Offshore Capital’s Tax Justice Scaling
The anti-offshore financial center group Tax Justice Network updated statistics on private banking assets and capital flight showing a combined figure above $20 trillion, with illicit wealth accumulation outstripping official external debt for the past two decades. According to the tabulation, the top 50 asset managers dominated by US and European multinationals and Swiss specialists handle $12.5 trillion, including estimates for unreported deposits and brokerage and custody holdings which can fall under third-party names. The high net worth segment has recently seen 10 percent annual growth, and most of the ten leading players got government rescue money over the period to tackle crisis instability at the same time they were receiving questionable sums from presumed launderers and tax evaders, the organization contends. Over the 40 years from 1970-2010 cumulative capital outflows and earnings from five regions came to $10 trillion led by East Asia, the CIS, and Latin America. Among individual countries, China and Russia head the list at $2 trillion together, and Argentina, Brazil, Mexico and Venezuela each register $400-500 billion. Kuwait and Saudi Arabia joint wealth flight was $800 billion, and in Sub-Sahara Africa Nigeria is conspicuous at $300 billion. The proceeds parked abroad are multiples of outstanding foreign debt, and must be juxtaposed against relief for all poor countries at a fraction of bailout costs for advanced economy banks since 2008, the research concludes.

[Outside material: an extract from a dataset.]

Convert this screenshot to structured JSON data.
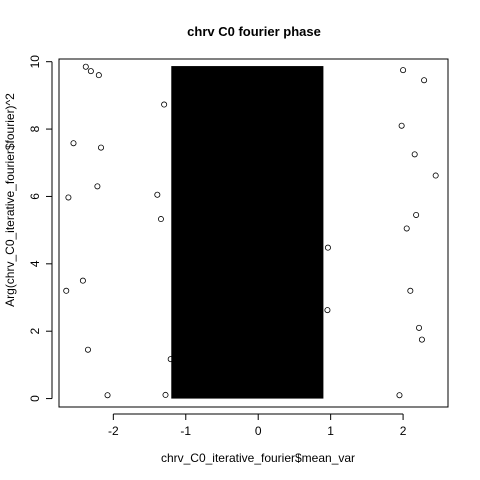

In Nigeria the leakage has been most pronounced from the long-corrupt and inefficient oil sector which the Goodluck administration intends to comprehensively overhaul in the Petroleum Industry Bill slowly wending through parliament. Proven reserves of almost 40 billion barrels are triple the continent’s number two source Angola’s, as production amounts to only 2 million barrels/day. Despite the presence of global hydrocarbons giants no new licensing has occurred in five years with the state monopoly blocking decision-making and rule clarity, regular militant attacks in the Niger delta, and domestic refineries operating at half-capacity. Fuel subsidies knock a $15 billion hole in the budget, and the government had to settle for partial reductions after a national strike against greater reforms. The proposed legislation would modernize the tax and royalty regime, commercialize the official petroleum enterprise, and establish a separate regulator. The successor oil firm will be partially listed on the stock exchange, which has maintained gains on the prospects for eventual passage of the law and banking system recovery after another statute shifted bad assets to a central resolution agency. The central bank held the benchmark rate at 12 percent, but stiffened reserve ratios at its latest meeting with inflation stuck at double digits. A sovereign wealth fund was created with an initial $1 billion endowment, but additional Treasury-bill issuance may be needed to cover the subsidy compromise as foreign investors look to fold an overweight position at 15 percent-plus yields.